In some states, the company has had its share of publicity. Hancock recalled news from Illinois that a “Stop Sterigenics” community action group had pushed legislation to not allow ethylene oxide to be stored in amounts large enough to keep the company’s Willowbrook facility open any longer. The facility closed in 2019.
Although ethylene oxide remains the most efficient and effective means of sterilization that a company like Sterigenics could ask for, there are dangers even past the cancer risk. In 2004, an explosion at a California plant sent some employees to the hospital after engineers skipped a step in safely disposing of the gas.
“Half of the chamber was still full of gas when they turned on the oxidizer, and as soon as it hit the flames, it exploded,” Hancock said. “It traveled all the way back to the chamber and blew it apart; and not only that room, it destroyed the monitoring room.”

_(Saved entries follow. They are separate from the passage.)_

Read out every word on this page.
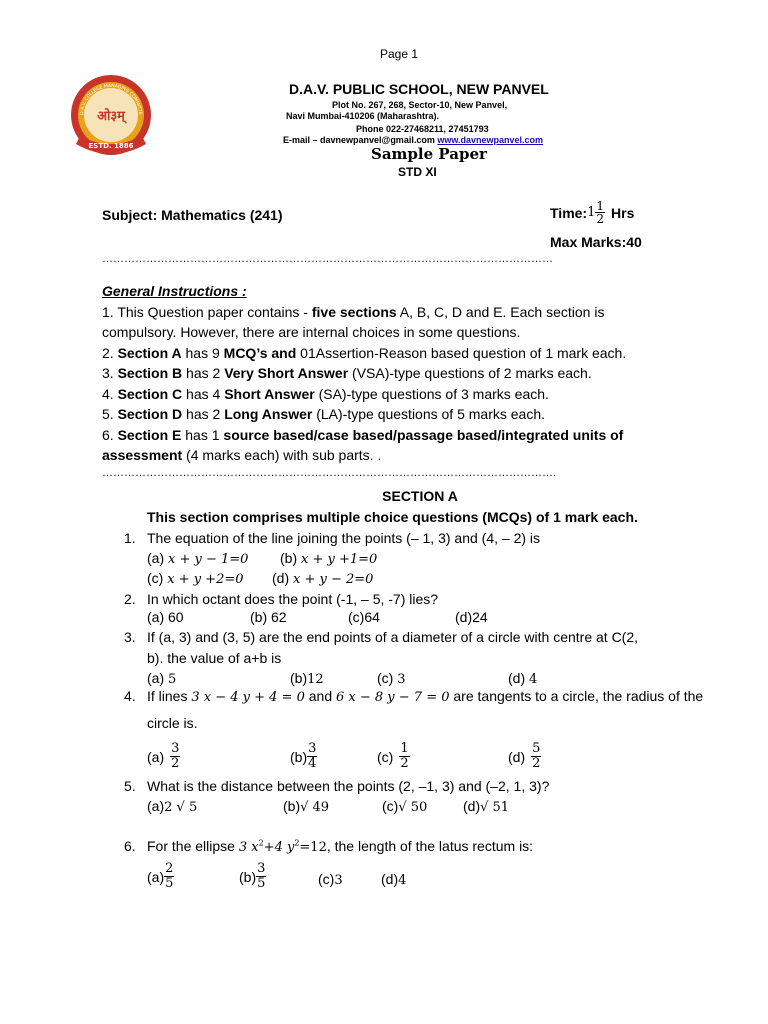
Page 1
ओ३म्
ESTD. 1886
D.A.V. COLLEGE MANAGING COMMITTE
D.A.V. PUBLIC SCHOOL, NEW PANVEL
Plot No. 267, 268, Sector-10, New Panvel,
Navi Mumbai-410206 (Maharashtra).
Phone 022-27468211, 27451793
E-mail – davnewpanvel@gmail.com www.davnewpanvel.com
Sample Paper
STD XI
Subject: Mathematics (241)	Time: $1 \frac{1}{2}$ Hrs
Max Marks:40
……………………………………………………………………………………………………………
General Instructions :
1. This Question paper contains - five sections A, B, C, D and E. Each section is
compulsory. However, there are internal choices in some questions.
2. Section A has 9 MCQ’s and 01Assertion-Reason based question of 1 mark each.
3. Section B has 2 Very Short Answer (VSA)-type questions of 2 marks each.
4. Section C has 4 Short Answer (SA)-type questions of 3 marks each.
5. Section D has 2 Long Answer (LA)-type questions of 5 marks each.
6. Section E has 1 source based/case based/passage based/integrated units of
assessment (4 marks each) with sub parts. .
…………………………………………………………………………………………………………….
SECTION A
This section comprises multiple choice questions (MCQs) of 1 mark each.
1. The equation of the line joining the points (– 1, 3) and (4, – 2) is
(a) x + y − 1=0 (b) x + y +1=0
(c) x + y +2=0 (d) x + y − 2=0
2. In which octant does the point (-1, – 5, -7) lies?
(a) 60	(b) 62	(c)64	(d)24
3. If (a, 3) and (3, 5) are the end points of a diameter of a circle with centre at C(2,
b). the value of a+b is
(a) 5	(b)12	(c) 3	(d) 4
4. If lines 3 x − 4 y + 4 = 0 and 6 x − 8 y − 7 = 0 are tangents to a circle, the radius of the
circle is.
$(a) \frac{3}{2}$	$(b) \frac{3}{4}$	$(c) \frac{1}{2}$	$(d) \frac{5}{2}$
5. What is the distance between the points (2, –1, 3) and (–2, 1, 3)?
(a)2 √ 5	(b)√ 49	(c)√ 50	(d)√ 51
6. For the ellipse 3 $x^2+4$ $y^2=12$, the length of the latus rectum is:
$(a) \frac{2}{5}$	$(b) \frac{3}{5}$	(c)3	(d)4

As for what can be done to better understand the potential threat, Hancock says the first step is to call for more public knowledge of how pollution into the air is being measured. That’s something he would love to see the state or federal government do, but says community action is just as important.
“We should demand it of them. We should go to our state representatives and our senators, and tell them to insist.”
Hancock said that 11 have indicated a desire for more oversight of Sterigenics. New York is one of them.
Correction: An earlier version of this article stated that the Sterigenics plant in Kingsbury uses 90,000 tons of ethylene oxide in a year, based on information from Paul Hancock of the Clean Air Action Network of Glens Falls. Hancock later reached out to correct that information. The article has been corrected to report that the facility uses around 180 tons in a year.